AUTISMO, STELLA INTERPELLA LA REGIONE: “BASTA ATTESE. FAMIGLIE HANNO BISOGNO DELLE MIGLIORI CURE”

22 Ottobre 2021 15:39

Regione: Sanità

“La risposta alla mia interpellanza da parte dell’Assessore Verì non smentisce affatto tutte le criticità di un sistema regionale che non ancora è in grado di offrire un’assistenza sanitaria adeguata su tutto il territorio abruzzese alle esigenze di assistenza per chi soffre di disturbi dello spettro autistico. Ancora una volta si parla di una serie di atti programmatori e di intenzioni che però non danno risposte immediate alle famiglie” , interviene così la Consigliera regionale del M5S Barbara Stella, a seguito della risposta da parte dell’Assessore Nicoletta Verì alla sua interpellanza, discussa mercoledì scorso in Consiglio regionale.
E prosegue “l’assessore sa bene quanto sia importante per questa patologia la tempestività, insieme alla qualità dell’intervento, determinanti per lo sviluppo di capacità e autonomia che sono fondamentali per alleviare anche le fatiche quotidiane di queste famiglie.

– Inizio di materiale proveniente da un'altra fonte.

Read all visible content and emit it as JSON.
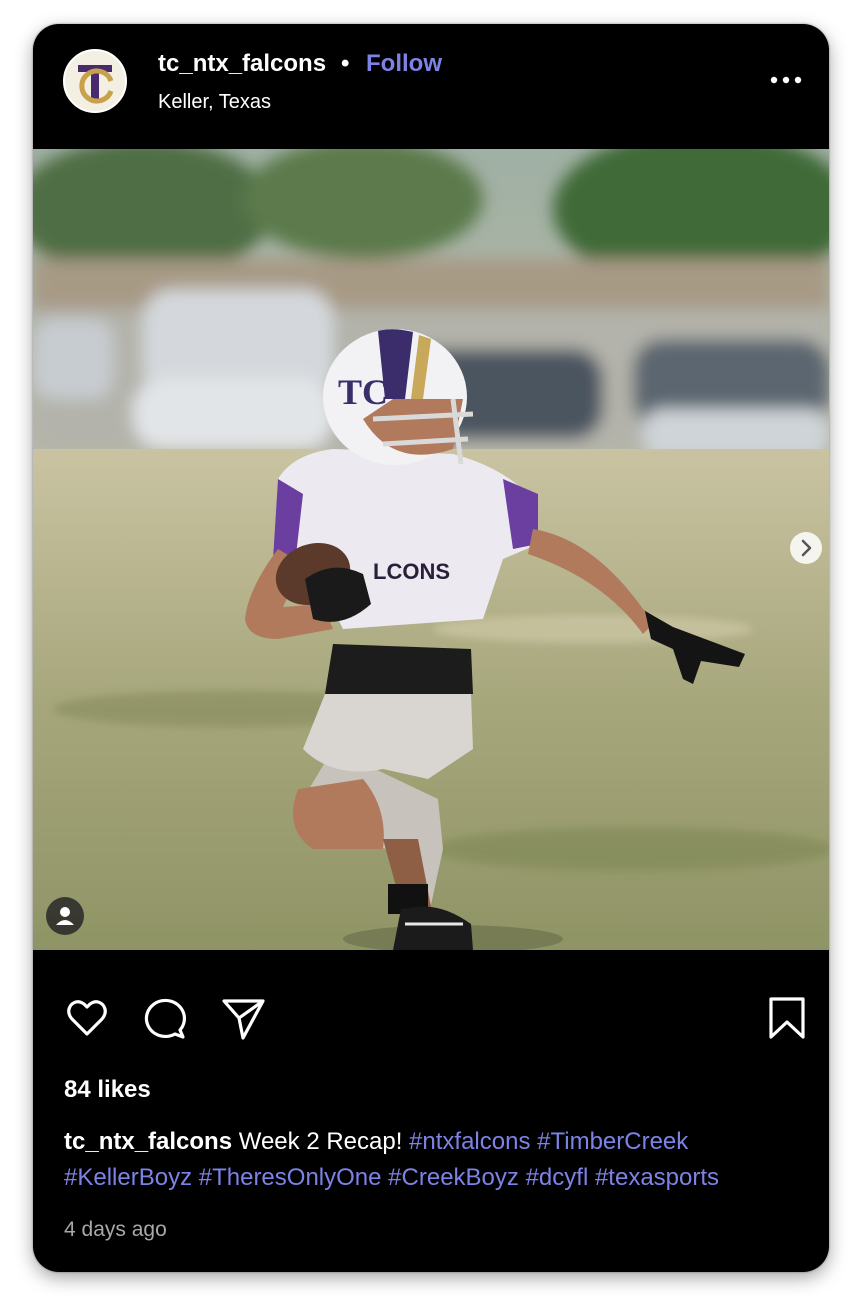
{
  "post": {
    "username": "tc_ntx_falcons",
    "separator": "•",
    "follow_label": "Follow",
    "location": "Keller, Texas",
    "avatar_text": "TC",
    "more_icon": "more-horizontal-icon",
    "likes": "84 likes",
    "caption_user": "tc_ntx_falcons",
    "caption_text": "Week 2 Recap!",
    "hashtags": [
      "#ntxfalcons",
      "#TimberCreek",
      "#KellerBoyz",
      "#TheresOnlyOne",
      "#CreekBoyz",
      "#dcyfl",
      "#texasports"
    ],
    "time_ago": "4 days ago",
    "photo_helmet_text": "TC",
    "photo_jersey_text": "LCONS"
  },
  "icons": {
    "like": "heart-icon",
    "comment": "comment-icon",
    "share": "send-icon",
    "save": "bookmark-icon",
    "next": "chevron-right-icon",
    "tagged": "user-icon"
  },
  "colors": {
    "background": "#000000",
    "accent": "#7d82e6",
    "text": "#ffffff",
    "muted": "#a8a8a8"
  }
}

E non solo, un intervento tempestivo e di qualità può migliorare di molto le abilità dei ragazzi autistici e la loro comunicazione sociale. È difficile dimenticare come solo la scorsa estate oltre 50 ragazzi da mesi, alcuni anche da anni, non erano ancora stati presi in carico dalla Asl Lanciano-Vasto-Chieti, con grave danno e preoccupazione per le famiglie, che spesso sono costrette a recarsi dinnanzi ai tribunali per vedersi riconosciuto un loro diritto, quello alla salute.”

Continua la pentastellata, “purtroppo le risposte avute hanno confermato quanto già noto alle tante famiglie e associazioni che da anni si battono sul nostro territorio: non tutte le strutture accreditate in Regione Abruzzo sono in grado di fornire terapie con metodo ABA che, come riportato dalle linee guida ministeriali, al momento sono le uniche riconosciute e che stanno offrendo risultati ottimali nella gestione di questo disturbo. Ci sono ancora diversi ragazzi che vengono presi in carico dalle Aa.ss.ll. fuori setting, per i quali quindi non vengono seguite, parzialmente o totalmente, le indicazioni terapeutiche stabilite dall’Unita di Valutazione Multidimensionale (UVM). Dunque, nella nostra Regione, solo in alcuni casi si possono offrire le migliori terapie validate scientificamente, a seconda della struttura a cui viene indirizzato il paziente, una sanità differenziata con differenze sostanziali nei diversi territori”.

Conclude la Consigliera regionale del M5S, Barbara Stella: “c’è bisogno davvero di una svolta, di dare delle risposte immediate, di avere la volontà politica di investire tutte le risorse necessarie affinché davvero l’assistenza sanitaria per il disturbo dello spettro autistico possa essere garantita ai massimi livelli all’interno di tutto il nostro sistema sanitario. C’è bisogno che la politica, la nostra Regione, l’Assessore e tutta la giunta, si adoperino concretamente per queste famiglie, già gravemente affaticate per ovvie ragioni e che non chiedono di certo miracoli, ma semplicemente che ai propri figli vengano forniti tutti gli strumenti utili e necessari per crescere, sviluppando la propria autonomia, nel rispetto della propria dignità di cittadini e di essere umani”.